St Cuthbert's Association

the alumni organisation of St Cuthbert’s Society, Durham (Est 1949)

From Antarctica to Alaska, from Spitzbergen to Siberia

Annual Fellows Lecture

Antarctica – Nature, Discovery and Prospects provided the focus for the annual St. Cuthbert’s Society Fellows Lecture, delivered in the New Elvet lecture rooms, University of Durham, in December 2008.

Professor Bill Block, now Emeritus Fellow with the Biological Sciences Division of the British Antarctic Survey, provided an overview of the continent. This encompassed its geography, geological origins in Gondwana and its biology, with particular reference to the Southern Ocean and the importance of ice on land and sea.

An undergraduate and graduate of St.

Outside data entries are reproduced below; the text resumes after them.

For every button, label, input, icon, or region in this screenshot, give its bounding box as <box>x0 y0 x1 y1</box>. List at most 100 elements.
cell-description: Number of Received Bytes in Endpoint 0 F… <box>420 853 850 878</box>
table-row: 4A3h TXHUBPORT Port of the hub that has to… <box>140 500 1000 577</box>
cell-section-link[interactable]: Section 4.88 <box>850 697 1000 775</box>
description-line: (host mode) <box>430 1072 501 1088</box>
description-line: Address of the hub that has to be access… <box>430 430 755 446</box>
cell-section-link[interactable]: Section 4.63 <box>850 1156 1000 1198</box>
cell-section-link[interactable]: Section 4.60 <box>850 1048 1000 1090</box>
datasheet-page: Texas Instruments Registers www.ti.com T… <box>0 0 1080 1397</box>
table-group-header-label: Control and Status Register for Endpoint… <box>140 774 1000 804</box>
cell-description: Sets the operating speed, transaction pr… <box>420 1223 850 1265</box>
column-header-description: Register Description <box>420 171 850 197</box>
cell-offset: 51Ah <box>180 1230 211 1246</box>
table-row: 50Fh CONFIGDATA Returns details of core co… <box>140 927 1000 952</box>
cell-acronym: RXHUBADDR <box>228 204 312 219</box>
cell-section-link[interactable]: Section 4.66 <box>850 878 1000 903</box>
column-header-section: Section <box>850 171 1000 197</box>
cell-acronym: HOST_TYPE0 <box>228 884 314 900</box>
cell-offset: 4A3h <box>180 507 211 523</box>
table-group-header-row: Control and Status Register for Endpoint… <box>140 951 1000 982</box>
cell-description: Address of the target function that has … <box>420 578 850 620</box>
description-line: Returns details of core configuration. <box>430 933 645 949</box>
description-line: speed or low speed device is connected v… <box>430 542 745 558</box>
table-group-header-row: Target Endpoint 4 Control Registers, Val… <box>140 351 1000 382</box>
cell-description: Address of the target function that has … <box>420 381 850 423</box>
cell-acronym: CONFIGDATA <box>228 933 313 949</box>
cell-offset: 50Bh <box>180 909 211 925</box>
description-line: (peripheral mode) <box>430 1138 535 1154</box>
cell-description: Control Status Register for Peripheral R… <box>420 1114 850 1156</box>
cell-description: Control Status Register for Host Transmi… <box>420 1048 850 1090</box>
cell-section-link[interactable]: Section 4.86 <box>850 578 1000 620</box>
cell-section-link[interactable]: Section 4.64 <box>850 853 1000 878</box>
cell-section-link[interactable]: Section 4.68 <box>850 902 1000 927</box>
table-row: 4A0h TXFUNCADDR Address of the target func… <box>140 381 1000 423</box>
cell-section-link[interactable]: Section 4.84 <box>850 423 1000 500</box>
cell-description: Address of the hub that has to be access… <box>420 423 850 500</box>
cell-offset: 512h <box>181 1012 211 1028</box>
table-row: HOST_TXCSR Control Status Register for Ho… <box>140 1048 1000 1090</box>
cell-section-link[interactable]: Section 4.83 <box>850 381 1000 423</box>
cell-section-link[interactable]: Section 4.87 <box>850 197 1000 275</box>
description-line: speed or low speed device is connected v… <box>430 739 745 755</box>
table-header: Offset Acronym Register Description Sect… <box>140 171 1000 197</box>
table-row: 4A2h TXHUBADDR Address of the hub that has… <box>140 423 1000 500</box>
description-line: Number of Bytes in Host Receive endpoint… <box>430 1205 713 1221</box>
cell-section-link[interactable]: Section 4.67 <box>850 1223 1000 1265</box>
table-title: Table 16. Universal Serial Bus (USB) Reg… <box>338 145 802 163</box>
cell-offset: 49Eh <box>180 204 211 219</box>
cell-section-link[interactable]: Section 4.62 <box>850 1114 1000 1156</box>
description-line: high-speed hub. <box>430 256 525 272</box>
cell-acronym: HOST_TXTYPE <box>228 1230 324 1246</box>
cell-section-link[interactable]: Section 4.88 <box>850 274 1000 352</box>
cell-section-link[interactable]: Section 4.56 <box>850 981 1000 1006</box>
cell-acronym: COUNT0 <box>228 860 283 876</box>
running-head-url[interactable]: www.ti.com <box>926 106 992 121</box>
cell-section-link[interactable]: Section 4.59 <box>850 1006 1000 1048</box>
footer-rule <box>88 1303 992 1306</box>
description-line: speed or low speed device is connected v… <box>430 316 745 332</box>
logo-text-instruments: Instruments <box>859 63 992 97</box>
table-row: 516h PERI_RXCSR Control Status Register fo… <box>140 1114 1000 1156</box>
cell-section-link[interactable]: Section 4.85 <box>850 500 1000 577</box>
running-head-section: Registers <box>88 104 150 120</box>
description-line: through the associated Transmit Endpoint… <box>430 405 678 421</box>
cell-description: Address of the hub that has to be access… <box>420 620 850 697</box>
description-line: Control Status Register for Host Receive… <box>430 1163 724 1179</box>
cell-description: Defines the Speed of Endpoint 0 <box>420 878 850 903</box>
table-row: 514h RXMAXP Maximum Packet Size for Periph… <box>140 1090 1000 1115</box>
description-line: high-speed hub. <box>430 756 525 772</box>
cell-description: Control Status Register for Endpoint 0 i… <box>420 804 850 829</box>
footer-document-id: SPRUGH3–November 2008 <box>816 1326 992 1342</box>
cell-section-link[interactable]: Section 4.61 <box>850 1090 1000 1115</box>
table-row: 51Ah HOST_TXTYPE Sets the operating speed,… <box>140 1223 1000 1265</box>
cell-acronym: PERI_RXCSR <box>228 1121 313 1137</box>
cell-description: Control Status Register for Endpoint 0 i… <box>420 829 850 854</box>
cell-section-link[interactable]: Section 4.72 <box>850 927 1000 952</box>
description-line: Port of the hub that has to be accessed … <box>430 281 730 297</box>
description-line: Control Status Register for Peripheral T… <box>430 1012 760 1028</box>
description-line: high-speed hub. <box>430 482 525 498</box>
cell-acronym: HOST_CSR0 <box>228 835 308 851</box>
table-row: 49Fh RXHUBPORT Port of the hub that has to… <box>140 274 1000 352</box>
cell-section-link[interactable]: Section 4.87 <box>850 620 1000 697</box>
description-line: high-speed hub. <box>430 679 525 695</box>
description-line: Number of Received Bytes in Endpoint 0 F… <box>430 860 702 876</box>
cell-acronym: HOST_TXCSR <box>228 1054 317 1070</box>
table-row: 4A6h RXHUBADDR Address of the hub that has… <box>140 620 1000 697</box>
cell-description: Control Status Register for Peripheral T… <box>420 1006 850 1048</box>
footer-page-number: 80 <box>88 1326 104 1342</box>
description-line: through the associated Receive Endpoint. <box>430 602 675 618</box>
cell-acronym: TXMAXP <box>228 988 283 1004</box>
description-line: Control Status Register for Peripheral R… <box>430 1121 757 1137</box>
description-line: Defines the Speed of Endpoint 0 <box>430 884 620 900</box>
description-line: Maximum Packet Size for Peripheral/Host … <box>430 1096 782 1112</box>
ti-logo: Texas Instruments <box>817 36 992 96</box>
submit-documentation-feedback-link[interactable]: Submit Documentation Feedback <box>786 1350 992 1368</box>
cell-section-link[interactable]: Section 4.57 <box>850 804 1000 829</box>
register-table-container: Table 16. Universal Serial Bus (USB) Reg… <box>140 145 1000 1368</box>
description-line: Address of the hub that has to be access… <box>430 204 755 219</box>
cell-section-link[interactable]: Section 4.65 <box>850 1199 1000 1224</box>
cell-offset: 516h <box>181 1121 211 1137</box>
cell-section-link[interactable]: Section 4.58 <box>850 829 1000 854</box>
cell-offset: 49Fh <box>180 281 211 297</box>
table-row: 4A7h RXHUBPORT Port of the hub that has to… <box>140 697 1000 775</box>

Cuthbert’s and, since 2007, a Distinguished Fellow of the Society, Professor Block covered the ecological contrasts of the terrestrial and marine environments, the changing climate, and the people and politics of the region. He gave an account of the major voyages and expeditions of discovery over the past 200 years, highlighting the main exploration phases. He summarised current scientific research, aspects of conservation and tourism and future issues and concerns. Audience questions focused on the fragility of the Antarctic environment, climate change and ozone thinning.

Bill Block was a member of the Society from 1956 to 1963, graduating in zoology and completing his PhD in animal ecology. The latter involved studying the population ecology of soil mites in the Moor House National Nature Reserve in the northern Pennines, supervised by Professor J B Cragg and Dr J C Coulson.

He played in the Society hockey team which won the Durham Colleges Trophy in 1959; and for the University’s reserve team (1958-60). He married May Watt, who was at St. Mary’s College and they have three grown up children. Bill maintains contact with several zoologists from his Durham period and is a keen member of St. Cuthbert’s Refounders Group.

Bill Block’s career embraces 13 years at universities, lecturing and researching, followed by 21 years as head of a research team within the British Antarctic Survey, which encompassed 10 visits to Antarctica plus field work in Alaska, Siberia, Japan and Spitzbergen.

To put it mildly, Bill’s c.v. is extensive. As demonstrator, lecturer, researcher and in various professorial capacities since 1963, he has enjoyed appointments and short term assignments in the Universities of  East Africa, Cambridge, Leicester (nine years lecturing in zoology), Alaska, Otago (New Zealand), Victoria (British Columbia), Hokkaido (Japan), Birmingham, Dundee and East Anglia. He is a Chartered Biologist (CBiol), Fellow of the Institute of Biology (FIBiol) and holds MA and DSc dgrees from the Universities of Cambridge and Durham respectively.

His university activities have been closely bound up with the Natural Environment Research Council’s British Antarctic Survey, based at Cambridge. Responsibilties have included heading the Terrestrial Biology Section, vice-chairmanship of the BAS Whitley Committee and leading the BAS Survival Strategies Programme. His research interests have focused on the ecophysiology of cold adapted insects and other arthropods with 160 published papers and 88 other publications.

During the past 12 years, Bill has been nominally retired but writing and publishing scientific material, working as an Antarctic expedition guide/lecturer and tutoring in the University of the Third Age in Cambridge. He co-ordinates the Polar Study Group and runs the ‘Antarctic in a Nutshell course.